Roosevelt's solution was to confiscate private gold and raise the official price from $20.67 per ounce to $35. This move caused the gold value on the Federal Reserve's balance sheet to surge by 69%. In this way, the central bank gained more room to print money. By 1972, President Nixon completely severed the last link between the dollar and gold.

**Essentially, abandoning the gold standard was a government choice to expand power.** The gold standard limited money creation, which constrained the pursuit of continuous political expansion. The U.S. economy, linked to gold for 180 years, achieved the greatest long-term growth in human history without severe inflation. But since the dollar was decoupled from gold, the average growth rate of the U.S. economy has decreased by about one-third—this "cost" is ultimately borne by ordinary households.

### Out-of-Control Debt and Currency Confidence Crisis

The fiat currency system unleashed government spending impulses, with consequences gradually emerging. Global debt has ballooned to $300 trillion, three times the world's gross domestic product. U.S. domestic debt has also hit record highs, with much of the economic growth over the past 18 months driven by credit card consumption.

It is this unsustainable debt expansion that has begun to prompt countries to reconsider the stability of their monetary foundations.

### Signals Behind the Central Bank Gold Buying Frenzy

The most direct change is reflected in central banks' gold purchasing behavior. In 2022, global central bank net gold purchases reached 1,136 tons, the highest since 1950. In 2023, this momentum continued, with net gold purchases reaching 1,037 tons—marking the second consecutive year that central banks bought over 1,000 tons.

Leading this wave of acquisitions are emerging market central banks from China, India, Russia, Turkey, and others. Their actions reflect a deep skepticism about the long-term value of the dollar and a practical need to establish an alternative monetary system.

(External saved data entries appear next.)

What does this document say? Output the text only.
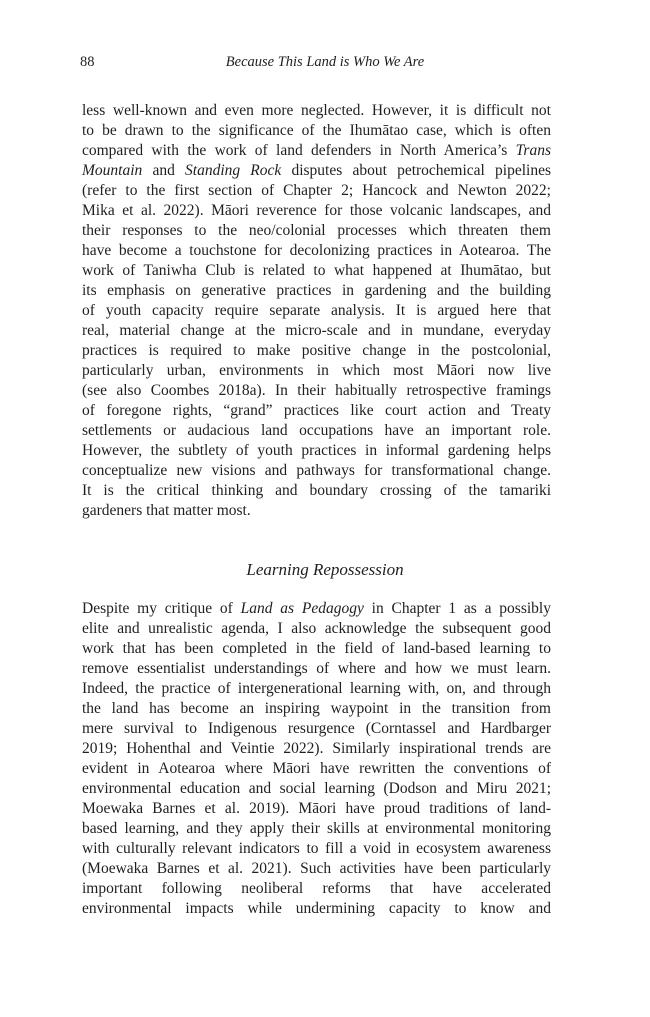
88	Because This Land is Who We Are
less well-known and even more neglected. However, it is difficult not
to be drawn to the significance of the Ihumātao case, which is often
compared with the work of land defenders in North America’s Trans
Mountain and Standing Rock disputes about petrochemical pipelines
(refer to the first section of Chapter 2; Hancock and Newton 2022;
Mika et al. 2022). Māori reverence for those volcanic landscapes, and
their responses to the neo/colonial processes which threaten them
have become a touchstone for decolonizing practices in Aotearoa. The
work of Taniwha Club is related to what happened at Ihumātao, but
its emphasis on generative practices in gardening and the building
of youth capacity require separate analysis. It is argued here that
real, material change at the micro-scale and in mundane, everyday
practices is required to make positive change in the postcolonial,
particularly urban, environments in which most Māori now live
(see also Coombes 2018a). In their habitually retrospective framings
of foregone rights, “grand” practices like court action and Treaty
settlements or audacious land occupations have an important role.
However, the subtlety of youth practices in informal gardening helps
conceptualize new visions and pathways for transformational change.
It is the critical thinking and boundary crossing of the tamariki
gardeners that matter most.
Learning Repossession
Despite my critique of Land as Pedagogy in Chapter 1 as a possibly
elite and unrealistic agenda, I also acknowledge the subsequent good
work that has been completed in the field of land-based learning to
remove essentialist understandings of where and how we must learn.
Indeed, the practice of intergenerational learning with, on, and through
the land has become an inspiring waypoint in the transition from
mere survival to Indigenous resurgence (Corntassel and Hardbarger
2019; Hohenthal and Veintie 2022). Similarly inspirational trends are
evident in Aotearoa where Māori have rewritten the conventions of
environmental education and social learning (Dodson and Miru 2021;
Moewaka Barnes et al. 2019). Māori have proud traditions of land-
based learning, and they apply their skills at environmental monitoring
with culturally relevant indicators to fill a void in ecosystem awareness
(Moewaka Barnes et al. 2021). Such activities have been particularly
important following neoliberal reforms that have accelerated
environmental impacts while undermining capacity to know and
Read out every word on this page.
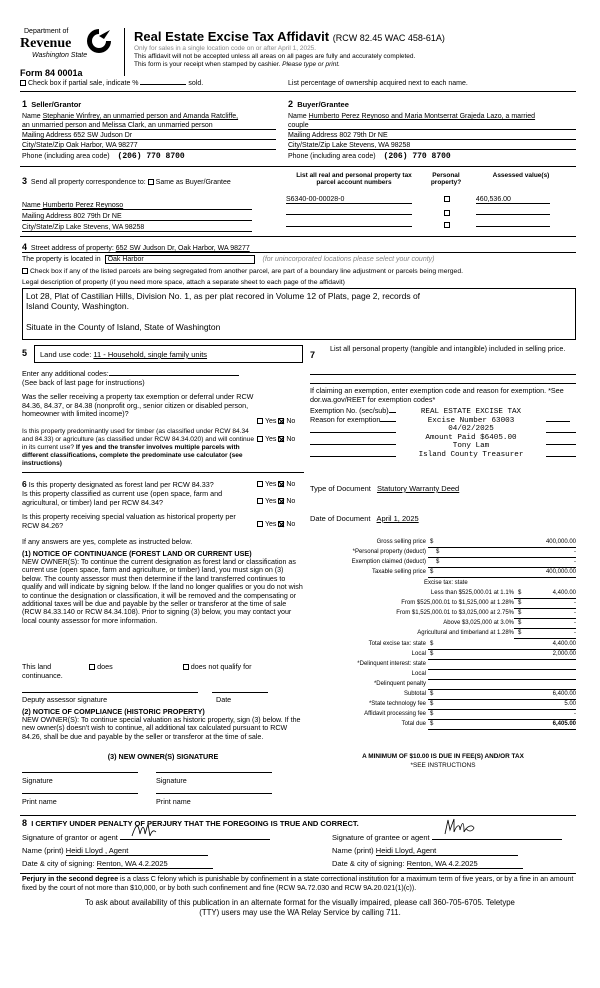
Department of
Revenue
Washington State
Form 84 0001a
Real Estate Excise Tax Affidavit (RCW 82.45 WAC 458-61A)
Only for sales in a single location code on or after April 1, 2025.
This affidavit will not be accepted unless all areas on all pages are fully and accurately completed.
This form is your receipt when stamped by cashier. Please type or print.
Check box if partial sale, indicate %	sold.	List percentage of ownership acquired next to each name.
1 Seller/Grantor
Name Stephanie Winfrey, an unmarried person and Amanda Ratcliffe,
an unmarried person and Melissa Clark, an unmarried person
Mailing Address 652 SW Judson Dr
City/State/Zip Oak Harbor, WA 98277
Phone (including area code) (206) 770 8700
2 Buyer/Grantee
Name Humberto Perez Reynoso and Maria Montserrat Grajeda Lazo, a married
couple
Mailing Address 802 79th Dr NE
City/State/Zip Lake Stevens, WA 98258
Phone (including area code) (206) 770 8700
3 Send all property correspondence to: Same as Buyer/Grantee
Name Humberto Perez Reynoso
Mailing Address 802 79th Dr NE
City/State/Zip Lake Stevens, WA 98258
List all real and personal property tax parcel account numbers
Personal property?
Assessed value(s)
S6340-00-00028-0	460,536.00

4 Street address of property: 652 SW Judson Dr, Oak Harbor, WA 98277
The property is located in Oak Harbor	(for unincorporated locations please select your county)
Check box if any of the listed parcels are being segregated from another parcel, are part of a boundary line adjustment or parcels being merged.
Legal description of property (if you need more space, attach a separate sheet to each page of the affidavit)
Lot 28, Plat of Castilian Hills, Division No. 1, as per plat recored in Volume 12 of Plats, page 2, records of
Island County, Washington.
Situate in the County of Island, State of Washington
5	Land use code: 11 - Household, single family units
Enter any additional codes:
(See back of last page for instructions)
Was the seller receiving a property tax exemption or deferral under RCW 84.36, 84.37, or 84.38 (nonprofit org., senior citizen or disabled person, homeowner with limited income)?
Yes No
Is this property predominantly used for timber (as classified under RCW 84.34 and 84.33) or agriculture (as classified under RCW 84.34.020) and will continue in its current use? If yes and the transfer involves multiple parcels with different classifications, complete the predominate use calculator (see instructions)
Yes No
6 Is this property designated as forest land per RCW 84.33?	Yes No
Is this property classified as current use (open space, farm and agricultural, or timber) land per RCW 84.34?	Yes No
Is this property receiving special valuation as historical property per RCW 84.26?	Yes No
If any answers are yes, complete as instructed below.
(1) NOTICE OF CONTINUANCE (FOREST LAND OR CURRENT USE)
NEW OWNER(S): To continue the current designation as forest land or classification as current use (open space, farm and agriculture, or timber) land, you must sign on (3) below. The county assessor must then determine if the land transferred continues to qualify and will indicate by signing below. If the land no longer qualifies or you do not wish to continue the designation or classification, it will be removed and the compensating or additional taxes will be due and payable by the seller or transferor at the time of sale (RCW 84.33.140 or RCW 84.34.108). Prior to signing (3) below, you may contact your local county assessor for more information.
This land	does	does not qualify for
continuance.
Deputy assessor signature	Date
(2) NOTICE OF COMPLIANCE (HISTORIC PROPERTY)
NEW OWNER(S): To continue special valuation as historic property, sign (3) below. If the new owner(s) doesn't wish to continue, all additional tax calculated pursuant to RCW 84.26, shall be due and payable by the seller or transferor at the time of sale.
(3) NEW OWNER(S) SIGNATURE
Signature	Signature
Print name	Print name
7
List all personal property (tangible and intangible) included in selling price.
If claiming an exemption, enter exemption code and reason for exemption. *See dor.wa.gov/REET for exemption codes*
Exemption No. (sec/sub)
Reason for exemption
REAL ESTATE EXCISE TAX
Excise Number 63003
04/02/2025
Amount Paid $6405.00
Tony Lam
Island County Treasurer
Type of Document Statutory Warranty Deed
Date of Document April 1, 2025
Gross selling price $	400,000.00
*Personal property (deduct) $	-
Exemption claimed (deduct) $	-
Taxable selling price $	400,000.00
Excise tax: state
Less than $525,000.01 at 1.1% $	4,400.00
From $525,000.01 to $1,525,000 at 1.28% $	-
From $1,525,000.01 to $3,025,000 at 2.75% $	-
Above $3,025,000 at 3.0% $	-
Agricultural and timberland at 1.28% $	-
Total excise tax: state $	4,400.00
Local $	2,000.00
*Delinquent interest: state
Local
*Delinquent penalty
Subtotal $	6,400.00
*State technology fee $	5.00
Affidavit processing fee $	-
Total due $	6,405.00
A MINIMUM OF $10.00 IS DUE IN FEE(S) AND/OR TAX
*SEE INSTRUCTIONS
8 I CERTIFY UNDER PENALTY OF PERJURY THAT THE FOREGOING IS TRUE AND CORRECT.
Signature of grantor or agent	Signature of grantee or agent
Name (print) Heidi Lloyd , Agent	Name (print) Heidi Lloyd, Agent
Date & city of signing: Renton, WA 4.2.2025	Date & city of signing: Renton, WA 4.2.2025
Perjury in the second degree is a class C felony which is punishable by confinement in a state correctional institution for a maximum term of five years, or by a fine in an amount fixed by the court of not more than $10,000, or by both such confinement and fine (RCW 9A.72.030 and RCW 9A.20.021(1)(c)).
To ask about availability of this publication in an alternate format for the visually impaired, please call 360-705-6705. Teletype
(TTY) users may use the WA Relay Service by calling 711.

### Monetary Experiments in Emerging Economies

The actions of the BRICS countries are particularly noteworthy. This group has expanded from the original five (Brazil, Russia, India, China, South Africa) to a ten-nation group by 2024, with over 40 other countries applying to join. BRICS is exploring the creation of an alternative payment system and simultaneously weakening the dollar's dominance in global trade.

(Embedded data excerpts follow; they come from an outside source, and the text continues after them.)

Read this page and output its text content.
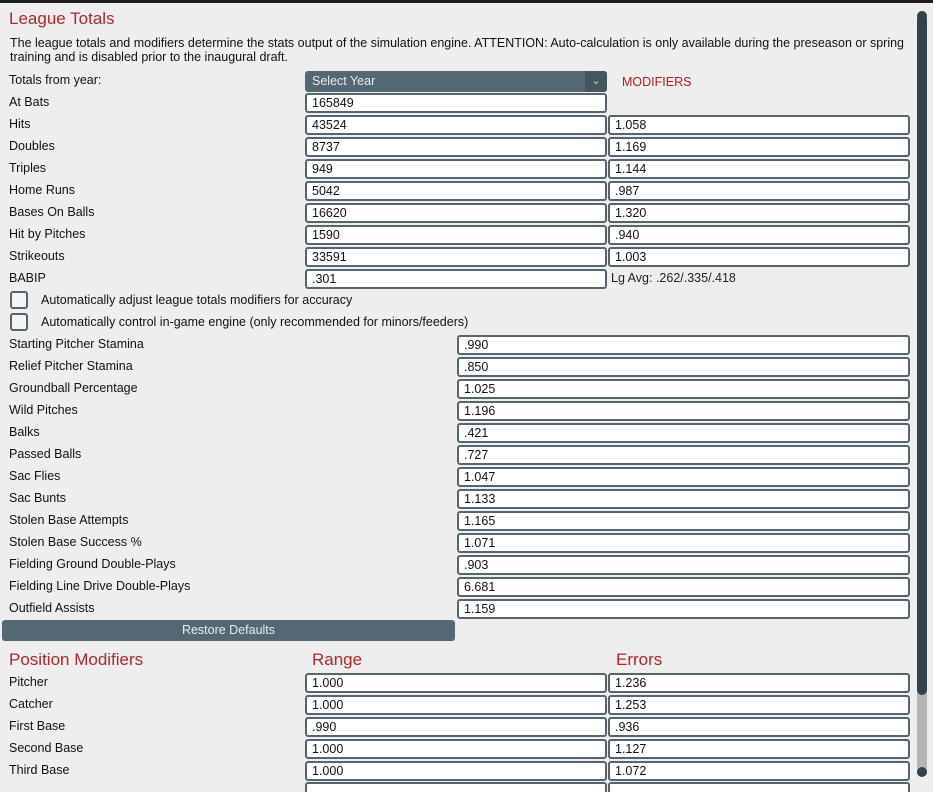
League Totals
The league totals and modifiers determine the stats output of the simulation engine. ATTENTION: Auto-calculation is only available during the preseason or spring training and is disabled prior to the inaugural draft.
Totals from year:	Select Year	⌄	MODIFIERS
At Bats	165849
Hits	43524	1.058
Doubles	8737	1.169
Triples	949	1.144
Home Runs	5042	.987
Bases On Balls	16620	1.320
Hit by Pitches	1590	.940
Strikeouts	33591	1.003
BABIP	.301	Lg Avg: .262/.335/.418
Automatically adjust league totals modifiers for accuracy
Automatically control in-game engine (only recommended for minors/feeders)
Starting Pitcher Stamina	.990
Relief Pitcher Stamina	.850
Groundball Percentage	1.025
Wild Pitches	1.196
Balks	.421
Passed Balls	.727
Sac Flies	1.047
Sac Bunts	1.133
Stolen Base Attempts	1.165
Stolen Base Success %	1.071
Fielding Ground Double-Plays	.903
Fielding Line Drive Double-Plays	6.681
Outfield Assists	1.159
Restore Defaults
Position Modifiers	Range	Errors
Pitcher	1.000	1.236
Catcher	1.000	1.253
First Base	.990	.936
Second Base	1.000	1.127
Third Base	1.000	1.072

India has even begun experimenting with issuing government bonds backed by gold. Even Zimbabwe, plagued by hyperinflation, is turning to gold as a reserve asset. Although these initiatives are currently limited in scale, they reflect a clear trend—markets are shifting away from the dollar toward assets with intrinsic value, and gold is the most logical choice.

### The Role of Cryptocurrency

The continued rise of the cryptocurrency market is also an important signal. This widespread interest in digital assets fundamentally represents a market exploring and seeking alternatives amid the declining reliability of fiat currencies.

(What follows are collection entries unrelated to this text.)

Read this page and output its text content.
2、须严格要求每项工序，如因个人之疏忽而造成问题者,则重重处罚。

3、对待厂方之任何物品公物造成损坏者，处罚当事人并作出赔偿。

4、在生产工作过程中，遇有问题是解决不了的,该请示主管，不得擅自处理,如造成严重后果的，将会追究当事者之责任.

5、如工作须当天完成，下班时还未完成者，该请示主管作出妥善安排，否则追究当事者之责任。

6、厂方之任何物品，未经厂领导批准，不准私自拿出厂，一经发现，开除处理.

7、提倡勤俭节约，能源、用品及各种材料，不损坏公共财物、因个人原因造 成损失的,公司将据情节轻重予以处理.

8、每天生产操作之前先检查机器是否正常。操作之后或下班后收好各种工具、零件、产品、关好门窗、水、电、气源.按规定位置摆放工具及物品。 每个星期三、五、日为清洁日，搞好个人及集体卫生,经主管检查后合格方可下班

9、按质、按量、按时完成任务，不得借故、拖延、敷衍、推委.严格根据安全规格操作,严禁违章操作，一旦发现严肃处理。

### Economic Effects of a Return to the Gold Standard

If the world indeed shifts to a gold-backed monetary system, the economic consequences will be profound. First, gold prices will face enormous upward pressure. Financial analyst Jim Rickards' calculations suggest that to fully support the global monetary system with gold, the price might need to stabilize around $27,000 per ounce—several times higher than current levels.

Second, the revival of the gold standard will inevitably face significant resistance, especially from political and financial institutions that rely on unlimited money creation. However, the logic of history is always dictated by economic realities: when fiat systems face a crisis of confidence, some objective measure of value is necessary to restore order. Gold has served as a monetary role for 5,000 years, and its return to this role is an inevitable, not accidental, development.

Ultimately, economic logic and market forces will always overcome political resistance. The resurgence of the gold standard is not a nostalgic idealism but a necessary response to current crises.